Mr. Rowe’s language is full of raw energy and a lush attention to the senses. He is particularly skilled at conveying the sensuality of Opal’s abundant flesh.

The bed creaks as she moves and he glances over. Her knees are
kissing, her pussy almost invisible. His fingers vibrate as he pictures himself gripping her thighs, pushing them up and out. Filling her armpits with her knees, and her pussy with his tongue. The divinity of her ass taunts him. She takes a deep breath, her round belly swells, forces her hips back. For an instant he spies the dark little crater between her cheeks. His fingers, his tongue, his cock, all shiver with recognition.
...

He turns away again, locking onto the full-bodied and ravenous
concoction of femininity asleep on the bed. All flesh, fluid and
scent. He finds the kink in her nose, the tiny scar on her chin. He
follows the outline of her body with his eyes, hovering at the erotic
puddles of flesh where her breasts and belly rest on the mattress.
He grinds his teeth and scowls. The way she tempts him without
effort—without consciousness—should be illegal.

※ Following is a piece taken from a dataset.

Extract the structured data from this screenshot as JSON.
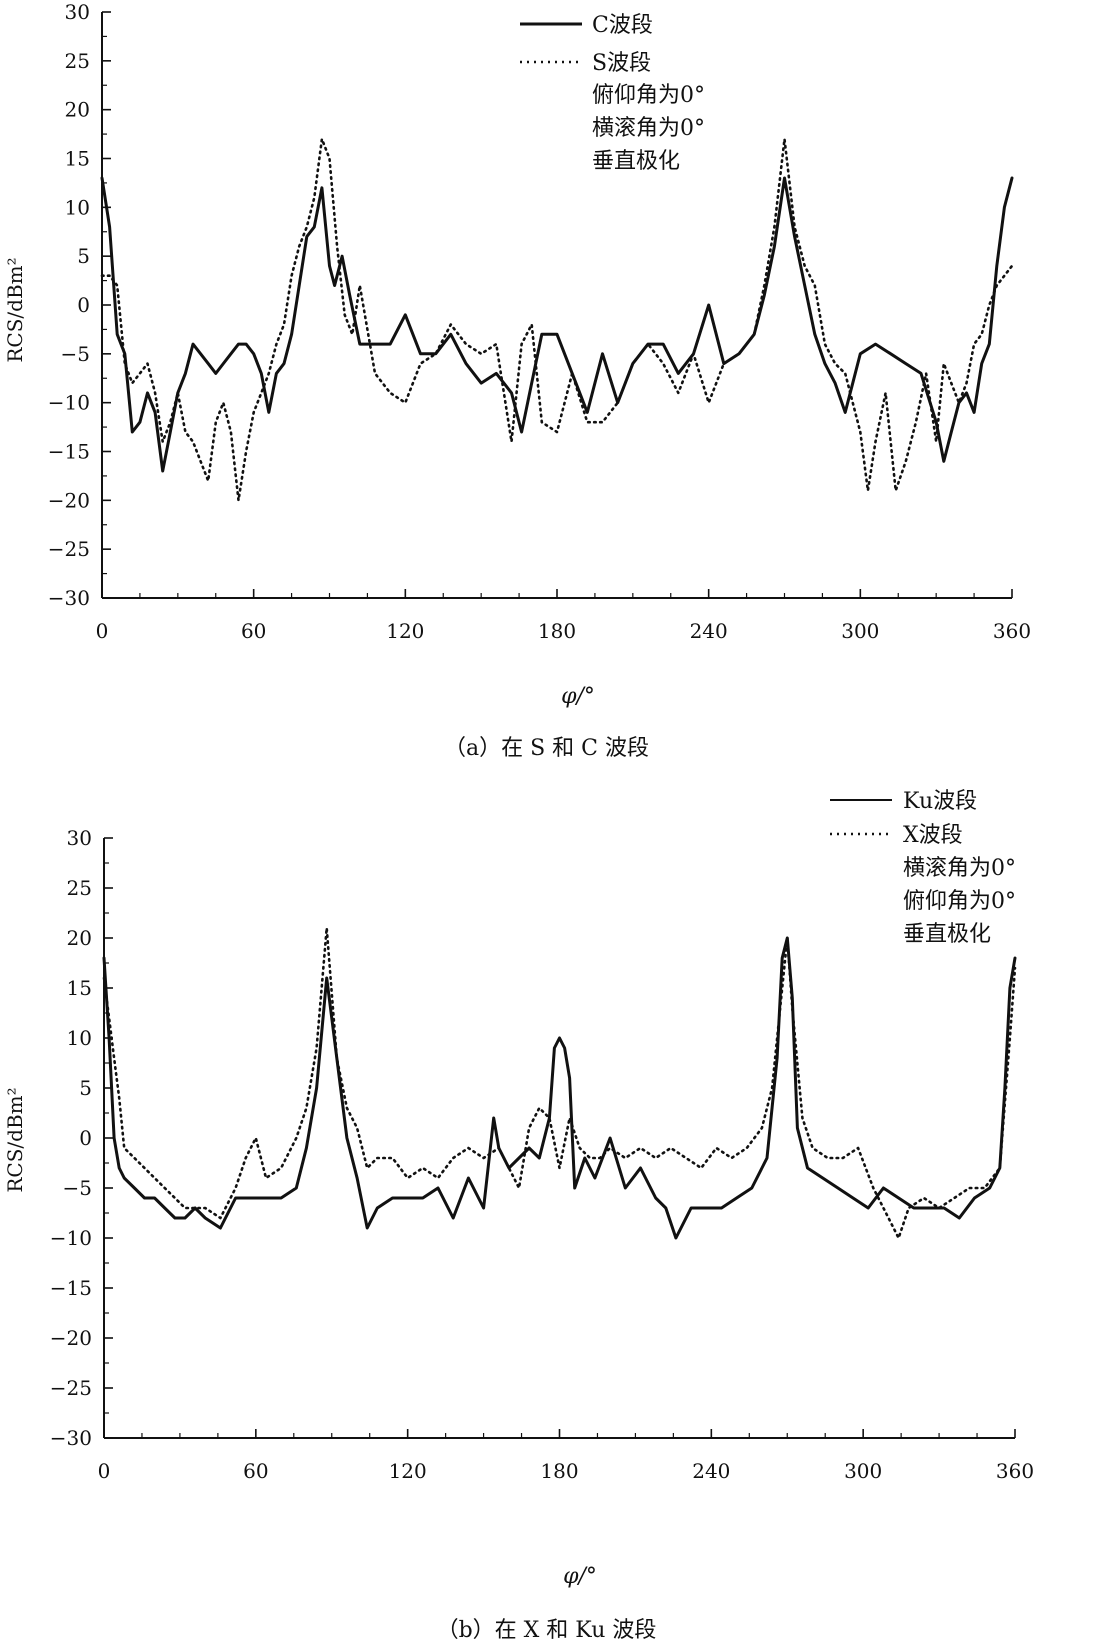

Opal constantly taunts Luther about how pathetic he is, fucking a fat girl, but the lawyer worships every bit of her. She has a grace she doesn’t even recognize, that tears him apart.

The feeling is mutual, however. Like him, she can never get enough.

He stood, naked, and she sat on her feet before him, lustful and reverent. She rose to her knees, took a handful of his hard cock and
rubbed her face against him.

Mmm... you again,” she said, and slid her tongue up the hot rippled belly. She filled her mouth with him, let his heat glide through her body. Coiling his fingers into her hair he pulled, driving himself all the way home. She gagged on his length and he hissed the way guys do.

Opal pulled on his arms, dragging him back to the couch. She ran the round length of her body up over his shaft until they were face to face, hip to hip, cock to cunt. It just kept happening.

She was in free-fall as she glided herself down over his thick cock. For a second she closed her eyes and just sat in his lap, her body still and sober but her nerves squirming like eels. She rode the sweet burn inside and put her hands behind her head, wordlessly giving her breasts over to him. He rolled them, pounded them like bread dough, tasted their every pore and molecule as she stroked him with her hips.

With a cruel bite of her nipple he sent her mind flying through the roof of her skull.

Bastard. Gonna. Come. Again.” If only he’d... “Fuck!” If just that one time he’d spoil it. Maybe she could walk away from him.

The erotic tension builds to an unbearable level as Opal and Luther struggle to spend three days and nights together without succumbing to their lust. The story’s ending—I hesitate to call it a resolution—is wonderfully ambiguous.

I have nothing against love and happily ever afters. However, I celebrate when I discover a book that moves off the well-worn track of romance to explore other avenues of desire.

The Last Three Days is that sort of book.

2 comments:

Willsin Rowe said...

Lisabet, thank you so much for this review, and not just for its positive nature. I feel heartened that even the unspoken parts of the relationship came through in the reading. It's heart-warming when a reader (and reviewer) truly gets it!

Lisabet Sarai said...

You're very welcome. You did a great job conveying those unspoken aspects.